門脇麦さん演じる主人公のありすは自閉スペクトラム症の料理人の女の子。彼女は大好きな化学でお料理し、料理で人を幸せにするというお話なんですけど、彼女の周りにはお父さんがいて親友がいてバイトに来る男の子がいて、でもそれぞれが自分の中に他者から理解されない部分やうまくいかない部分を持っているというドラマなんですね。

その中で人と人の関係によって温かさが生まれるというのがドラマのメッセージかなと、そこに寄り添えるような曲をつくりたいなと思って完成したのが「それでもただ」です。

脚本を見たときに「普通は素晴らしい」というありすのセリフがあって、とても心に刺さりました。誰でも人と違う部分やうまくいかない部分があって、それは人と違うからこそ「普通」をみんなが認識できるわけですから、「普通」ってすごいことですよね。

違う部分をお互いが思いやる気持ちだったり、理解しようとしたり、わかろうとするところに愛が芽生えているんだという、そんなメッセージもこの楽曲に込めています。

―――この曲を聴くと、自分に当てはめても前向きになれますし、大切な人へのエールとしても送りたくなる曲ですね。

miwa:そうですね。この曲はありすからの目線、みんなからありすへの目線、どちらにもとらえられるように書きました。落ち込んでいる自分自身にあてて共感してくださる方もいれば周りにいる誰か大切な人に思いをはせながら聴いてくださる方もいると思います。改めて人に寄り添うことや温かさに気づいてもらえる楽曲になっていたらいいなと思います。

―――もしmiwaさんが、ありすのお店に行ったなら、どんなオーダーをしますか?

miwa:そうですね、ありすに「あっかんべー」をして、体調を見てもらいお料理を出してもらいたいです(笑)ドラマでは貧血気味のメニューとかありましたね、様々な体調に合わせたメニューが登場するので見ていると参考になりそうです。

■アーティスト活動をしながら大学院へ進学

―――miwaさんは昨年3月に慶應義塾大学大学院修士課程を修了されたことをSNSでファンのみなさんに報告されていましたが、大学院ではどのような研究をなさったのですか?

miwa:私は「音楽神経科学」という分野で研究しているのですが、ライブをやっている側と観ている側の気持ちや感情ってリンクしている部分があるんじゃないかなと思うことがあって。私が届けたいという思いを、お客さんも受け取ってくれていると思いますし、盛り上がってくださっている姿を見て私自身もパワーをもらっていて、その関係性で生まれる現象を科学的に調べるような研究をやっています。

―――ありすは科学的に料理していますけど、まさにmiwaさんは科学的に音楽の力を分析されているんですね!

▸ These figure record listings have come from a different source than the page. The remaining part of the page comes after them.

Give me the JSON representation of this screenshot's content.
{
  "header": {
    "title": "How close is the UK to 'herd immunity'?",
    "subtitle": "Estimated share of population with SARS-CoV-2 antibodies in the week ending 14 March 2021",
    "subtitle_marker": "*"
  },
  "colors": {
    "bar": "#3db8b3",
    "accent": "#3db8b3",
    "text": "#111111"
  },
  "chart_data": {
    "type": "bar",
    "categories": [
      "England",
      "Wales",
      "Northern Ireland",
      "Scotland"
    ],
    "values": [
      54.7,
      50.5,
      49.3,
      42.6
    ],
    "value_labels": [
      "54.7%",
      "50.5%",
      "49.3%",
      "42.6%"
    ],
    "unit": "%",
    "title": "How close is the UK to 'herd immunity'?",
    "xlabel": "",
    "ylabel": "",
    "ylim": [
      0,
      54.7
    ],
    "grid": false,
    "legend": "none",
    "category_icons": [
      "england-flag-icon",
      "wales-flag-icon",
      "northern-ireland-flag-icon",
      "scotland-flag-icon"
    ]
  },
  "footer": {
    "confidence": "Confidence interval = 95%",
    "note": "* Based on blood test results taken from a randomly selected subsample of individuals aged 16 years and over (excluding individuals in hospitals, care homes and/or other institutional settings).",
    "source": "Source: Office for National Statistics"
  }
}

miwa:ほんとですね、ドラマともリンクしていましたね!(笑)

■「やってみたい」という気持ちで大学院に飛び込んでよかった

―――アーティスト活動の傍ら、大学院への進学を決めたときは両立への葛藤などあったのでしょうか?

miwa:そうですね、もう自分の「やってみたい!」という気持ちを大事にしようと思い進学を決めました。振り返っても、その勢いってすごく大事だなって思いましたね。多分あのときちゅうちょしていたら今も大学院には行ってないでしょうし出会えてない人もいて、そこで話さなかったら生まれなかった視点みたいなものがあったなと思います。

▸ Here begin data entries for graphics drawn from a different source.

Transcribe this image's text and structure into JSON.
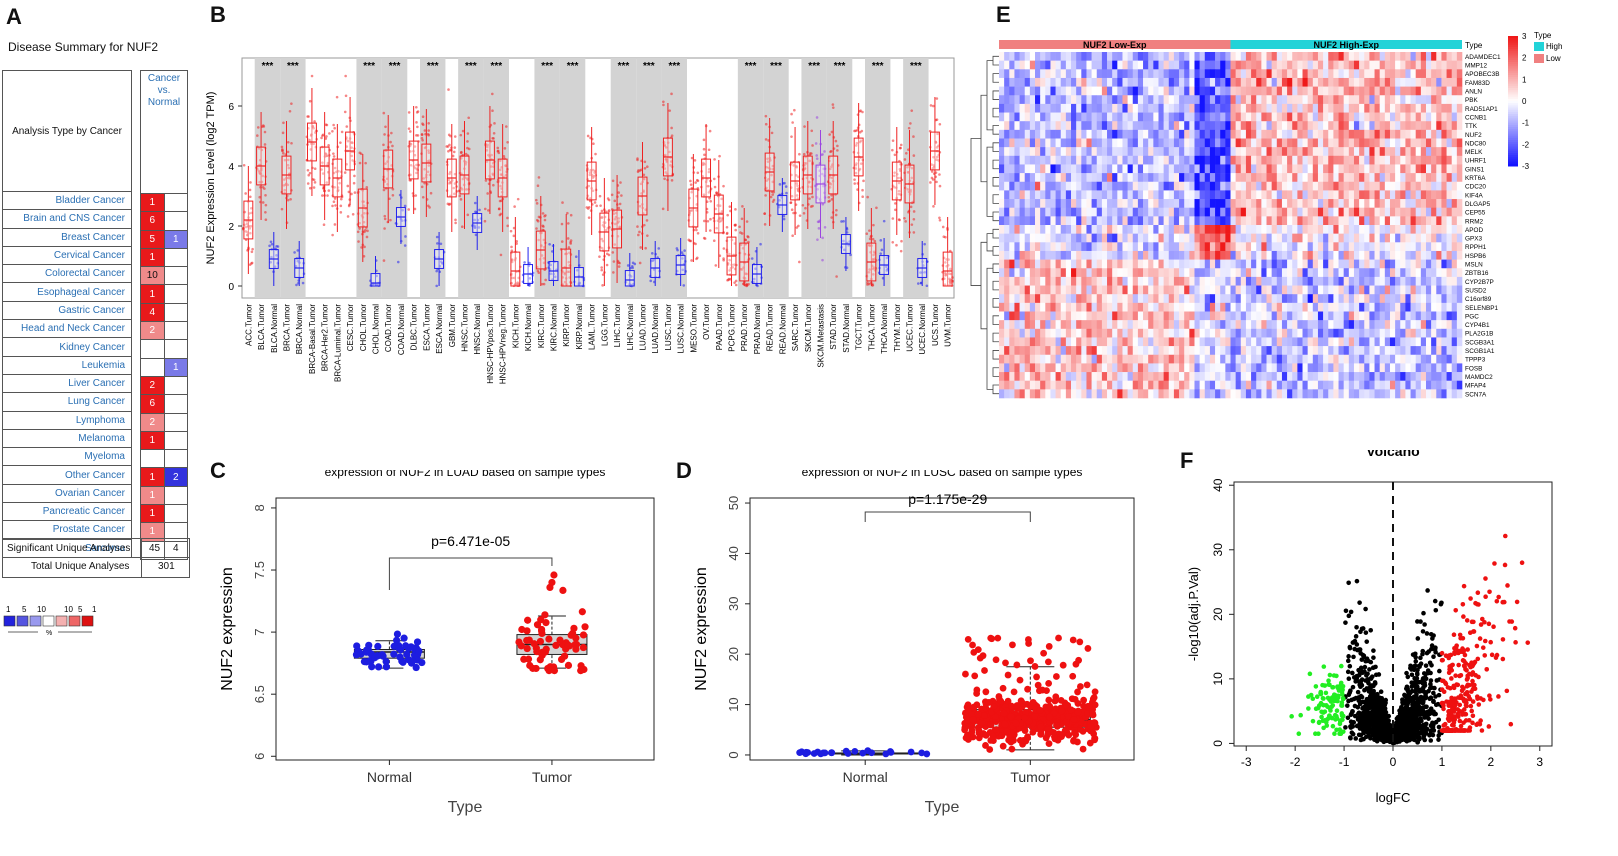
{
  "panels": {
    "A": "A",
    "B": "B",
    "C": "C",
    "D": "D",
    "E": "E",
    "F": "F"
  },
  "oncomine": {
    "title": "Disease Summary for NUF2",
    "col_analysis": "Analysis Type by Cancer",
    "col_cancer_vs_normal": [
      "Cancer",
      "vs.",
      "Normal"
    ],
    "rows": [
      {
        "name": "Bladder Cancer",
        "up": "1",
        "down": ""
      },
      {
        "name": "Brain and CNS Cancer",
        "up": "6",
        "down": ""
      },
      {
        "name": "Breast Cancer",
        "up": "5",
        "down": "1"
      },
      {
        "name": "Cervical Cancer",
        "up": "1",
        "down": ""
      },
      {
        "name": "Colorectal Cancer",
        "up": "10",
        "down": ""
      },
      {
        "name": "Esophageal Cancer",
        "up": "1",
        "down": ""
      },
      {
        "name": "Gastric Cancer",
        "up": "4",
        "down": ""
      },
      {
        "name": "Head and Neck Cancer",
        "up": "2",
        "down": ""
      },
      {
        "name": "Kidney Cancer",
        "up": "",
        "down": ""
      },
      {
        "name": "Leukemia",
        "up": "",
        "down": "1"
      },
      {
        "name": "Liver Cancer",
        "up": "2",
        "down": ""
      },
      {
        "name": "Lung Cancer",
        "up": "6",
        "down": ""
      },
      {
        "name": "Lymphoma",
        "up": "2",
        "down": ""
      },
      {
        "name": "Melanoma",
        "up": "1",
        "down": ""
      },
      {
        "name": "Myeloma",
        "up": "",
        "down": ""
      },
      {
        "name": "Other Cancer",
        "up": "1",
        "down": "2"
      },
      {
        "name": "Ovarian Cancer",
        "up": "1",
        "down": ""
      },
      {
        "name": "Pancreatic Cancer",
        "up": "1",
        "down": ""
      },
      {
        "name": "Prostate Cancer",
        "up": "1",
        "down": ""
      },
      {
        "name": "Sarcoma",
        "up": "",
        "down": ""
      }
    ],
    "significant_label": "Significant Unique Analyses",
    "significant_up": "45",
    "significant_down": "4",
    "total_label": "Total Unique Analyses",
    "total": "301",
    "legend_numbers": [
      "1",
      "5",
      "10",
      "10",
      "5",
      "1"
    ],
    "legend_pct": "%",
    "colors": {
      "up_strong": "#e8191b",
      "up_light": "#f08a8a",
      "down_strong": "#3333dd",
      "down_light": "#7a7ae8"
    }
  },
  "chart_data": [
    {
      "panel": "B",
      "type": "box",
      "ylabel": "NUF2 Expression Level (log2 TPM)",
      "yticks": [
        0,
        2,
        4,
        6
      ],
      "ylim": [
        -0.4,
        7.6
      ],
      "categories": [
        "ACC.Tumor",
        "BLCA.Tumor",
        "BLCA.Normal",
        "BRCA.Tumor",
        "BRCA.Normal",
        "BRCA-Basal.Tumor",
        "BRCA-Her2.Tumor",
        "BRCA-Luminal.Tumor",
        "CESC.Tumor",
        "CHOL.Tumor",
        "CHOL.Normal",
        "COAD.Tumor",
        "COAD.Normal",
        "DLBC.Tumor",
        "ESCA.Tumor",
        "ESCA.Normal",
        "GBM.Tumor",
        "HNSC.Tumor",
        "HNSC.Normal",
        "HNSC-HPVpos.Tumor",
        "HNSC-HPVneg.Tumor",
        "KICH.Tumor",
        "KICH.Normal",
        "KIRC.Tumor",
        "KIRC.Normal",
        "KIRP.Tumor",
        "KIRP.Normal",
        "LAML.Tumor",
        "LGG.Tumor",
        "LIHC.Tumor",
        "LIHC.Normal",
        "LUAD.Tumor",
        "LUAD.Normal",
        "LUSC.Tumor",
        "LUSC.Normal",
        "MESO.Tumor",
        "OV.Tumor",
        "PAAD.Tumor",
        "PCPG.Tumor",
        "PRAD.Tumor",
        "PRAD.Normal",
        "READ.Tumor",
        "READ.Normal",
        "SARC.Tumor",
        "SKCM.Tumor",
        "SKCM.Metastasis",
        "STAD.Tumor",
        "STAD.Normal",
        "TGCT.Tumor",
        "THCA.Tumor",
        "THCA.Normal",
        "THYM.Tumor",
        "UCEC.Tumor",
        "UCEC.Normal",
        "UCS.Tumor",
        "UVM.Tumor"
      ],
      "medians": [
        2.2,
        4.0,
        0.9,
        3.7,
        0.6,
        4.8,
        4.0,
        3.6,
        4.5,
        2.6,
        0.1,
        3.9,
        2.3,
        4.2,
        4.1,
        0.9,
        3.6,
        3.7,
        2.1,
        4.2,
        3.6,
        0.5,
        0.4,
        1.2,
        0.5,
        0.6,
        0.3,
        3.5,
        1.8,
        1.9,
        0.2,
        3.0,
        0.6,
        4.3,
        0.7,
        2.6,
        3.6,
        2.4,
        1.0,
        0.8,
        0.4,
        3.8,
        2.7,
        3.5,
        3.7,
        3.4,
        3.7,
        1.4,
        4.3,
        0.8,
        0.7,
        3.5,
        3.4,
        0.6,
        4.5,
        0.5
      ],
      "significance_label": "***",
      "significant_pairs": [
        "BLCA",
        "BRCA",
        "CHOL",
        "COAD",
        "ESCA",
        "HNSC",
        "HNSC-HPV",
        "KIRC",
        "KIRP",
        "LIHC",
        "LUAD",
        "LUSC",
        "PRAD",
        "READ",
        "SKCM",
        "STAD",
        "THCA",
        "UCEC"
      ]
    },
    {
      "panel": "C",
      "type": "box_scatter",
      "title": "expression of NUF2 in LUAD based on sample types",
      "xlabel": "Type",
      "ylabel": "NUF2 expression",
      "categories": [
        "Normal",
        "Tumor"
      ],
      "yticks": [
        6.0,
        6.5,
        7.0,
        7.5,
        8.0
      ],
      "ylim": [
        5.97,
        8.08
      ],
      "p_label": "p=6.471e-05",
      "boxes": [
        {
          "name": "Normal",
          "q1": 6.79,
          "median": 6.84,
          "q3": 6.86,
          "whisker_low": 6.71,
          "whisker_high": 6.93,
          "n": 60
        },
        {
          "name": "Tumor",
          "q1": 6.82,
          "median": 6.9,
          "q3": 6.98,
          "whisker_low": 6.71,
          "whisker_high": 7.13,
          "n": 60
        }
      ],
      "outliers": {
        "Tumor": [
          7.36,
          7.4,
          7.46
        ]
      },
      "colors": {
        "Normal": "#1d1de0",
        "Tumor": "#ee1111"
      }
    },
    {
      "panel": "D",
      "type": "box_scatter",
      "title": "expression of NUF2 in LUSC based on sample types",
      "xlabel": "Type",
      "ylabel": "NUF2 expression",
      "categories": [
        "Normal",
        "Tumor"
      ],
      "yticks": [
        0,
        10,
        20,
        30,
        40,
        50
      ],
      "ylim": [
        -1,
        51
      ],
      "p_label": "p=1.175e-29",
      "boxes": [
        {
          "name": "Normal",
          "q1": 0.2,
          "median": 0.3,
          "q3": 0.4,
          "whisker_low": 0.0,
          "whisker_high": 0.8,
          "n": 24
        },
        {
          "name": "Tumor",
          "q1": 5.5,
          "median": 7.0,
          "q3": 9.0,
          "whisker_low": 1.0,
          "whisker_high": 17.5,
          "n": 500
        }
      ],
      "colors": {
        "Normal": "#1d1de0",
        "Tumor": "#ee1111"
      }
    },
    {
      "panel": "E",
      "type": "heatmap",
      "groups": [
        {
          "name": "NUF2 Low-Exp",
          "color": "#f08080"
        },
        {
          "name": "NUF2 High-Exp",
          "color": "#22d3d8"
        }
      ],
      "type_label": "Type",
      "legend_title": "Type",
      "legend_items": [
        {
          "name": "High",
          "color": "#22d3d8"
        },
        {
          "name": "Low",
          "color": "#f08080"
        }
      ],
      "scale_ticks": [
        3,
        2,
        1,
        0,
        -1,
        -2,
        -3
      ],
      "genes": [
        "ADAMDEC1",
        "MMP12",
        "APOBEC3B",
        "FAM83D",
        "ANLN",
        "PBK",
        "RAD51AP1",
        "CCNB1",
        "TTK",
        "NUF2",
        "NDC80",
        "MELK",
        "UHRF1",
        "GINS1",
        "KRT6A",
        "CDC20",
        "KIF4A",
        "DLGAP5",
        "CEP55",
        "RRM2",
        "APOD",
        "GPX3",
        "RPPH1",
        "HSPB6",
        "MSLN",
        "ZBTB16",
        "CYP2B7P",
        "SUSD2",
        "C16orf89",
        "SELENBP1",
        "PGC",
        "CYP4B1",
        "PLA2G1B",
        "SCGB3A1",
        "SCGB1A1",
        "TPPP3",
        "FOSB",
        "MAMDC2",
        "MFAP4",
        "SCN7A"
      ]
    },
    {
      "panel": "F",
      "type": "scatter",
      "title": "Volcano",
      "xlabel": "logFC",
      "ylabel": "-log10(adj.P.Val)",
      "xticks": [
        -3,
        -2,
        -1,
        0,
        1,
        2,
        3
      ],
      "yticks": [
        0,
        10,
        20,
        30,
        40
      ],
      "xlim": [
        -3.25,
        3.25
      ],
      "ylim": [
        -0.4,
        40.5
      ],
      "thresholds": {
        "logFC": 1,
        "vertical_dashed": 0
      },
      "colors": {
        "down": "#22ee22",
        "ns": "#000000",
        "up": "#ee1111"
      }
    }
  ]
}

実際入学してみたらヴァイオリン奏者だったりオペラ歌手だったり何かしら音楽と関わっている方が研究していらっしゃるんですね。私はメジャーデビューして十何年活動してきたアーティストとして、世の中に役立つような研究をして何かにつなげていきたいと考えているんですけど、面白いことに一人一人ジャンルも違うし問題提起も違っているのにどこかわかりあえるところがあったり。そうした関わりの中で視野も広がりました。

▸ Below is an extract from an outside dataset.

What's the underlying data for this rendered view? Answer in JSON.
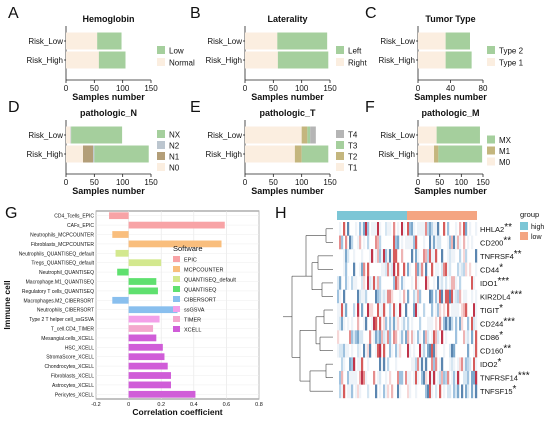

今まで読んだことがなかった論文を読んだり、学会では英語で論文を発表したりすることもあり新しい経験となりましたし。また、もともと大学では文系だったのにプログラミングとか理系の分野でやることに初めて挑戦することになったりと苦戦した部分もありましたけど、やはりすごくたくさんの刺激をもらったので「あの時飛び込んでよかった」と思うことの方が多いです。

―――むしろ大学院に進学したことでさらにアーティスト活動も進化したと言えそうですね?

miwa:そうかもしれません。実際、作品やライブに対する姿勢などにもフィードバックがあって、実は大学院に行ってからの方が歌詞を書くスピードがものすごく早くなったんです。本当にいい刺激をもらっているなと実感しました。この後、博士課程へ進んでさらに研究も続けつつ、音楽で世界をもっと明るくすることができたらいいなと思っています。

【miwa Profile】
2010年大学在学中にデビュー。翌年発表した1st アルバム「guitarissimo」でアルバムチャート1位を獲得。2012年には「ヒカリヘ」が大ヒット、大学の卒業式と同時期に初の日本武道館公演を開催し、翌年にはNHK紅白歌合戦に初出場を果たす。日本武道館や横浜アリーナでのアコギ一本の弾き語りライブの成功、日本最大規模の合唱コンクール『NHK全国学校音楽コンクール課題曲』(中学校の部)の作詞曲を担当するなど幅広く活動を続けている。2023年5月24日リリース「ハルノオト」でTVアニメ「MIX MEISEI STORY~二度目の夏、空の向こうへ~」エンディングテーマを担当し、最新曲「空っぽ」は「ぶらり途中下車の旅」7-9月テーマソングに起用される。、2023年4月から全国12都市を回る弾き語りライブツアー「miwa acoustic live tour 2023 “acoguissimo 5”」や3年連続となるビルボードライブツアー miwa Billboard Live Tour 2023 “miwa CLASSIC Ⅲ”を開催し成功させるなど、今なお第一線で活躍し続けている女性シンガーソングライター。
最新曲「それでもただ」は日本テレビ系日曜ドラマ『厨房のありす』主題歌に起用されており、2024年3月9日(土)にはmiwa -39 live- 2024 “sing dance enjoy!”を開催する。

【ドラマ『厨房のありす』】
2024年1月スタートの日本テレビ系・新日曜ドラマ(毎週日曜夜10:30放送)。門脇麦演じる 「料理は化学です」が口癖の自閉スペクトラム症の天才料理人・ありすと、様々な生きづらさを抱えた人々が織りなす、クスッと笑えてグッとくる少し切なくて温かいハートフル・ミステリー!